You learn some history about a cover band’s travels, trials, and tribulations in the mid-1960s…youtube has a few crude recordings of the Allman Joys live in the mid-60s. Below is The Allman Joys version of Help. I would have never thought it was Gregg Allman singing.

If you are a music fan you will probably enjoy this book.

Help by the Allman Joys in 1966 is the opening song.

Adam 12

I watched this in syndication in the mid-seventies. I never thought much of it at the time. When I started to watch it as an adult I was surprised at how good this show was. I couldn’t believe how realistic it was for that time. They covered subjects like child pornography, drug addiction, and everything else criminally related.

It was on 7 seasons from 1968 through 1975.

Sometimes as an adult and you watch shows or movies you did as a kid you think wow…how did I like this? Now I’m thinking why didn’t I like it more?

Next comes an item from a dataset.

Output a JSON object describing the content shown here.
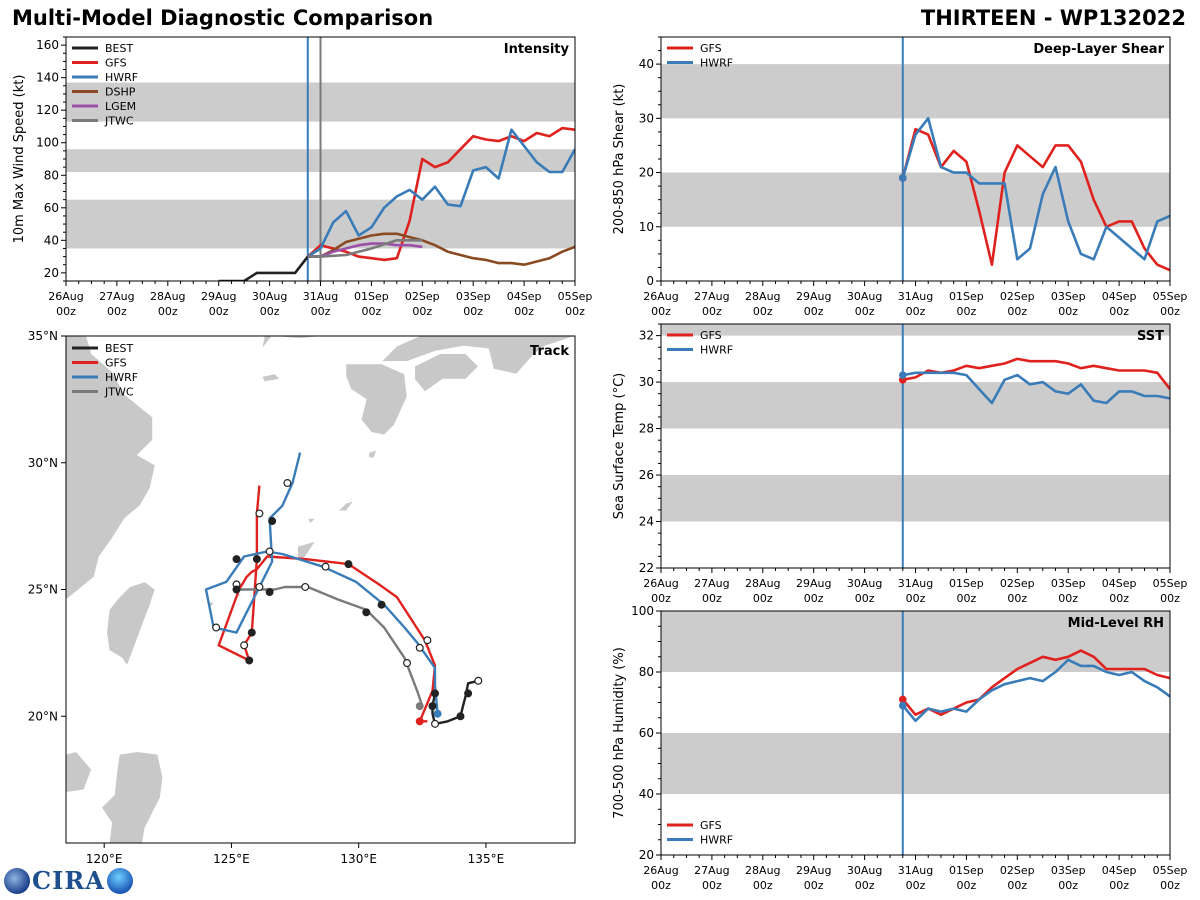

The show starred Martin Milner as Officer Pete Malloy and Kent McCord as Officer Jim Reed. The show was created by Jack Webb and Robert Cinader. The pair also created a spinoff from Adam-12…Emergency. Jack Webb also created Dragnet.

They wanted to capture a typical day in the life of a police officer. There was no Dirty Harry on this force. These officers went by the book even if it would have benefitted them at times not to.

Some of the guest stars were… Tony Dow, Willie Aimes, Ed Begley Jr, Karen Black, David Cassidy, Micky Dolenz, Tim Matheson, Ozzie Nelson and many others. It was odd seeing Robert Donner…who played Yancy Tucker on The Waltons a few years later…playing a heroin addict-informant.

The episodes were written around actual police cases to add some realism. The showed all that the censors would allow.

Reed is happily married and Malloy is the happy bachelor. The interplay seems natural and not forced. The one big thing I like about the show is the continuity from beginning to end. You see a raw rookie in Jim Reed and Malloy slowing training him up and eventually both becoming friends as seasons past by.